If he was surprised by my random question, he didn’t show it. “Are you planning on controlling her?”
“What do you mean?”
“As I said, names have power. And when it comes to the gods, they’re a bit like dogs. They only come when you call them by name.”
In all the time that I’d been here in Ilion, I’d never once heard anyone refer to the goddess by any name. The same thing was true of my grandmother’s book. “I don’t know what her name is.”
He hesitated for several long heartbeats before finally saying, “My mother always called her Damara.”
Damara. I repeated it in my mind.
“Am I to expect something in return for such a valuable gift?” he asked in that teasing tone of his.
As if I would use my kisses as bargaining chips. Did they really mean so little to him? That I wanted to kiss him was beside the point. I grappled onto my anger as an anchor to keep me steady so that I wouldn’t throw myself at him. “I saw your beloved tonight.”
“Which one?” He laughed at my expression—his question, meant to provoke me, had so easily found its mark. “I don’t know who you’re talking about.”
“Chryseis. The one you said every man in Ilion desires? The one the prince wants to marry?” Part of me still held out hope that Prince Alexandros would turn his attention to this woman and just wed her so that I would be free to do the things that I wished.

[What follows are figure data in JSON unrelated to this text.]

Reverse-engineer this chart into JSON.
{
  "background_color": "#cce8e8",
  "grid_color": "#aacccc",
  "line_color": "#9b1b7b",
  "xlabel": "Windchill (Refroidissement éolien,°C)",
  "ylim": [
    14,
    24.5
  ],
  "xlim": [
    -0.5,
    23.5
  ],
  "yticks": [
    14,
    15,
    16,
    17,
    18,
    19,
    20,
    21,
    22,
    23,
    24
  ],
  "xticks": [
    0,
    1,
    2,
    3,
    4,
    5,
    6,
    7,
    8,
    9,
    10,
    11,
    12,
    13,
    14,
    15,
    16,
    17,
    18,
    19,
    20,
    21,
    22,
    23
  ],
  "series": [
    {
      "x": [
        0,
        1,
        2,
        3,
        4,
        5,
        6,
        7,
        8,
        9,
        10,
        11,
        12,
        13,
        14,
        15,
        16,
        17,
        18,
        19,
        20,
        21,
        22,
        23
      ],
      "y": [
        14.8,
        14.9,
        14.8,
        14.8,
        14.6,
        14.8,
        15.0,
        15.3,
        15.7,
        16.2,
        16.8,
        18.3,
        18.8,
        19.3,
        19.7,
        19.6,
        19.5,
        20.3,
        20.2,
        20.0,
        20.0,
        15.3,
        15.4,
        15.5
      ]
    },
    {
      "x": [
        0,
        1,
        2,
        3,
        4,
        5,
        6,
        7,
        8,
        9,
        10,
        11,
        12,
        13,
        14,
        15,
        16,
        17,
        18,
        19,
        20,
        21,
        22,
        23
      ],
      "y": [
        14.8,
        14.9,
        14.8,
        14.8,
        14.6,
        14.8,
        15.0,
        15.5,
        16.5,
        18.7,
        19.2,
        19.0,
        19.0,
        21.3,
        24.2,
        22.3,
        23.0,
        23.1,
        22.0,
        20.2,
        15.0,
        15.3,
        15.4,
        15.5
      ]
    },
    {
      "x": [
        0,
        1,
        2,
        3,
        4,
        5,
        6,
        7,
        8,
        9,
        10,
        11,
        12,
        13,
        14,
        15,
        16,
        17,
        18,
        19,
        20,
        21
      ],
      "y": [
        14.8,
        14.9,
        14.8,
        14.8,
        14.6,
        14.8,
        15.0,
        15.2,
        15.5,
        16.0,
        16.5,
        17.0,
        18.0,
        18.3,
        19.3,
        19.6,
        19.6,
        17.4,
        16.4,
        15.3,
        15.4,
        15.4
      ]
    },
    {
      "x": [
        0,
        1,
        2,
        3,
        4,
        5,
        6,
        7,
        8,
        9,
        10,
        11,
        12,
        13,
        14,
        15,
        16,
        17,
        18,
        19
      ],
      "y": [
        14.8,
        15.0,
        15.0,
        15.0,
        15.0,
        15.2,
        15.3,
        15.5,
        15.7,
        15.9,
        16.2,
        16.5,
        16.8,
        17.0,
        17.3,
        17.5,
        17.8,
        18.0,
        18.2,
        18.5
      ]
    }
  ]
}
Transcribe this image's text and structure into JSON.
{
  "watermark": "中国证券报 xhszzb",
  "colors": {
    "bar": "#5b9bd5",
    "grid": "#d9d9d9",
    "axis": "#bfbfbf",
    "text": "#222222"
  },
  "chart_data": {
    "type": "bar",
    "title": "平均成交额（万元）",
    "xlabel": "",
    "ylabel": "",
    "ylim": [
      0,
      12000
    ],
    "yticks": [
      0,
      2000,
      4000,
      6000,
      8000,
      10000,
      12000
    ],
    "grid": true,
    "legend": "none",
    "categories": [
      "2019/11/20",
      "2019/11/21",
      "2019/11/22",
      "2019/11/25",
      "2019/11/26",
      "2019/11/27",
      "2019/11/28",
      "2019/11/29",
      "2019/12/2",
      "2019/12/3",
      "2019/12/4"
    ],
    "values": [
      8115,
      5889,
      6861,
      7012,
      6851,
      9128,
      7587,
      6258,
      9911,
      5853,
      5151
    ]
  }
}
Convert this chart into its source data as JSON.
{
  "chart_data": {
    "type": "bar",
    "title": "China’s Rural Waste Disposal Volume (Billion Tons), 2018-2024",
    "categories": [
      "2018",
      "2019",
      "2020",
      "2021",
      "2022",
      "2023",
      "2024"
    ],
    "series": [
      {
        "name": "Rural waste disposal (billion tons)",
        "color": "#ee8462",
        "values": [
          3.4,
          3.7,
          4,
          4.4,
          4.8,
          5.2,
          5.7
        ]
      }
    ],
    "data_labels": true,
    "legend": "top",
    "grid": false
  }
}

Maybe he would do it after my parents rebuffed his requests multiple times.
“He’s welcome to her,” he said. “Just so long as it’s not me trapped in the marriage net.”
I grimaced. Of course he would be terrified of wedlock. “It’s actually disappointing how typical you are for a man. Afraid of committing yourself to another.”
His honey eyes shone with delight. The last time I’d been in his presence had been at night and I’d forgotten about their beautiful shade. I reminded myself that it bothered me that Jason wanted Chryseis and to hold on to that jealousy. “She is very beautiful,” I admitted begrudgingly, almost daring him to contradict me.
To prove that I was the one he preferred.
I would understand if he didn’t. She was everything I was not, had everything I didn’t. Including all of her hair.
Jason took a step toward me. “I saw no other woman tonight.”
“She was very hard to miss,” I said. “They put her right in the front.”
“Lia, I saw no other woman tonight.”
Had he temporarily lost the ability to see? “The entire neighborhood and temple grounds are filled with nothing but women.”
Another step. “I saw no other woman tonight butyou.”
It finally dawned on me what he was saying and my stomach swooped in response. He was right—he was dangerous.
My instincts were warning me that I was about to fall into a carefully constructed trap. “She’s perfect.”
“I don’t want Chryseis,” he said, so close now that we were nearly touching.
“Then who do you want?”
His answer was his mouth hot on mine, moving and sliding, pressing and pulling. He filled my senses so that he was all that existed—his taste, his heavy breathing, his salt and leather and iris scent, his touch making my eyelids drift shut.
The kiss was over as soon as it began, and he took a few steps back so that he was leaning against the tree. He sported a knowing smirk that I itched to wipe off his face.
“Why did you do that?” I demanded, my lips urging me to kiss him again.
“It’s the best way I know to keep you quiet.”
I walked over, determined to unleash my full wrath on him. “Of all the insufferable, arrogant, overbearing—”
But this time it was me who kissed him. Pressed our bodies together so that he was trapped against the tree. As soon as I realized what I was doing, I pulled away from him.